EMCジャパンのデータ保護に関する調査「EMC Global Data Protection Index」によると、過去1年間で国内企業における1社あたりのデータロスとダウンタイムから生じた損失は、約2億1900万円(1米ドル=100円で算出)という。2012年以降、世界のデータロスは400%の割合で増加しており、国内の企業・組織の91%(全世界:71%)が、いまだに問題発生後の復旧に自信がないと回答しているという。
データロスの全体的な発生件数は減少傾向にあるが、一方でデータロス1件あたりの失われたデータ量は激増しているという。調査対象の企業中、過去1年間にデータロスまたはダウンタイムを経験した国内企業は48%、全世界では64%だった。
国内企業で、過去1年間に発生した予定外のダウンタイムは、平均19時間(約2営業日)。全世界では平均25時間(約3営業日)だった。
日本企業の場合、障害で生じたビジネス面における影響は、従業員の生産性の低下(37%)、製品開発の遅延(30%)、顧客からの信用/信頼の低下(20%)が上位であり。全世界では、収益の損失(36%)、製品開発の遅延(34%)が上位だった。
ビッグデータやモバイル、ハイブリッドクラウドなどのトレンドに対し、国内企業の約3分の2(66%)が、これらのトレンドに対する災害復旧プランがないとした。3つのトレンドすべてについてプランを確立している企業は6%。全世界では、それぞれ51%、6%だった。
国内企業の50%がビッグデータ、モバイル、ハイブリッド クラウドを保護することは「難しい」と回答、全世界では62%だった。現在、全主要データの29%(全世界では30%)が、何らかの形でクラウドストレージに格納されており、問題発生時に非常に大きなデータロスにつながる恐れがあるとした。

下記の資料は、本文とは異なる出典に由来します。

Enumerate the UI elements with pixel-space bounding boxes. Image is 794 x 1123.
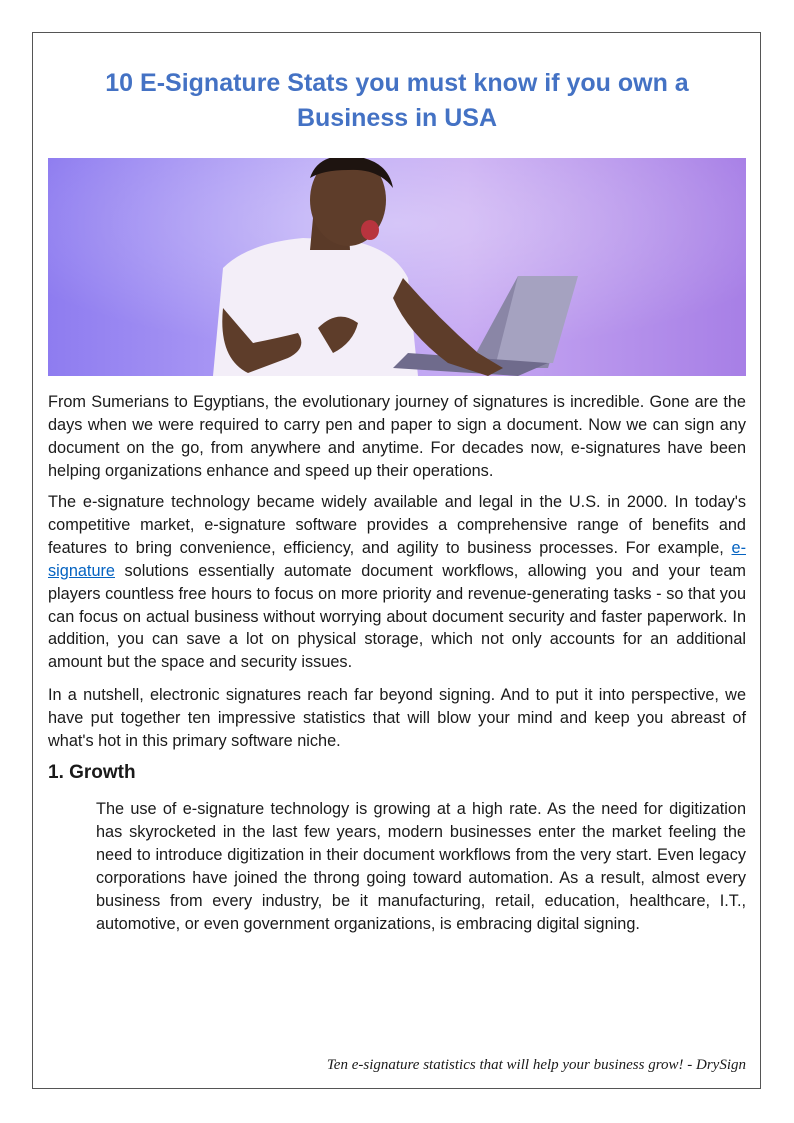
person-with-laptop-photo-icon xyxy=(48,158,746,376)
section-heading-growth: 1. Growth xyxy=(48,762,136,783)
page-footer: Ten e-signature statistics that will help your business grow! - DrySign xyxy=(326,1057,746,1073)
intro-paragraph: From Sumerians to Egyptians, the evolutionary journey of signatures is incredible. Gone are the days when we were required to carry pen and paper to sign a document. Now we can sign any document on the go, from anywhere and anytime. For decades now, e-signatures have been helping organizations enhance and speed up their operations. xyxy=(48,393,746,480)
nutshell-paragraph: In a nutshell, electronic signatures reach far beyond signing. And to put it into perspective, we have put together ten impressive statistics that will blow your mind and keep you abreast of what's hot in this primary software niche. xyxy=(48,686,746,750)
history-paragraph-start: The e-signature technology became widely available and legal in the U.S. in 2000. In today's competitive market, e-signature software provides a comprehensive range of benefits and features to bring convenience, efficiency, and agility to business processes. For example, xyxy=(48,493,746,557)
page-title: 10 E-Signature Stats you must know if you own a Business in USA xyxy=(105,69,689,132)
hero-image xyxy=(48,158,746,376)
e-signature-link[interactable]: e-signature xyxy=(48,538,746,580)
growth-paragraph: The use of e-signature technology is growing at a high rate. As the need for digitization has skyrocketed in the last few years, modern businesses enter the market feeling the need to introduce digitization in their document workflows from the very start. Even legacy corporations have joined the throng going toward automation. As a result, almost every business from every industry, be it manufacturing, retail, education, healthcare, I.T., automotive, or even government organizations, is embracing digital signing. xyxy=(96,800,746,933)
history-paragraph-end: solutions essentially automate document workflows, allowing you and your team players countless free hours to focus on more priority and revenue-generating tasks - so that you can focus on actual business without worrying about document security and faster paperwork. In addition, you can save a lot on physical storage, which not only accounts for an additional amount but the space and security issues. xyxy=(48,561,746,672)
history-paragraph xyxy=(48,491,746,674)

EMCによると、多くの企業がデータ保護の課題解決のために複数の事業者を利用しているが、連携のないサイロ型のアプローチでは、リスクを高める恐れがあるという。3社以上のベンダーを利用してデータ保護ソリューションを導入している企業におけるデータロスの量は、1社のベンダーで統一されたデータ保護戦略を推進している企業の27倍。全世界では3倍。
データ保護ソリューションに3社以上のベンダーを利用している企業は、利用ベンダー1社の企業に比べて、インフラに対する投資額が平均で6億円(世界平均では3億円)多いとした。
調査は、2014年8~9月に世界24カ国の業員数250人以上の企業のITに関する意思決定権者3300人(日本:125人)を対象に調査会社Vanson Bourneが実施した。
内訳は、米国、英国、フランス、ドイツがそれぞれ200人、カナダ、メキシコ、ブラジル、ロシア、南アフリカ、トルコ、UAE、イタリア、スイス、オランダ、豪州、日本、中国、韓国、インド、シンガポール、香港、フィリピン、タイ、インドネシアがそれぞれ125人。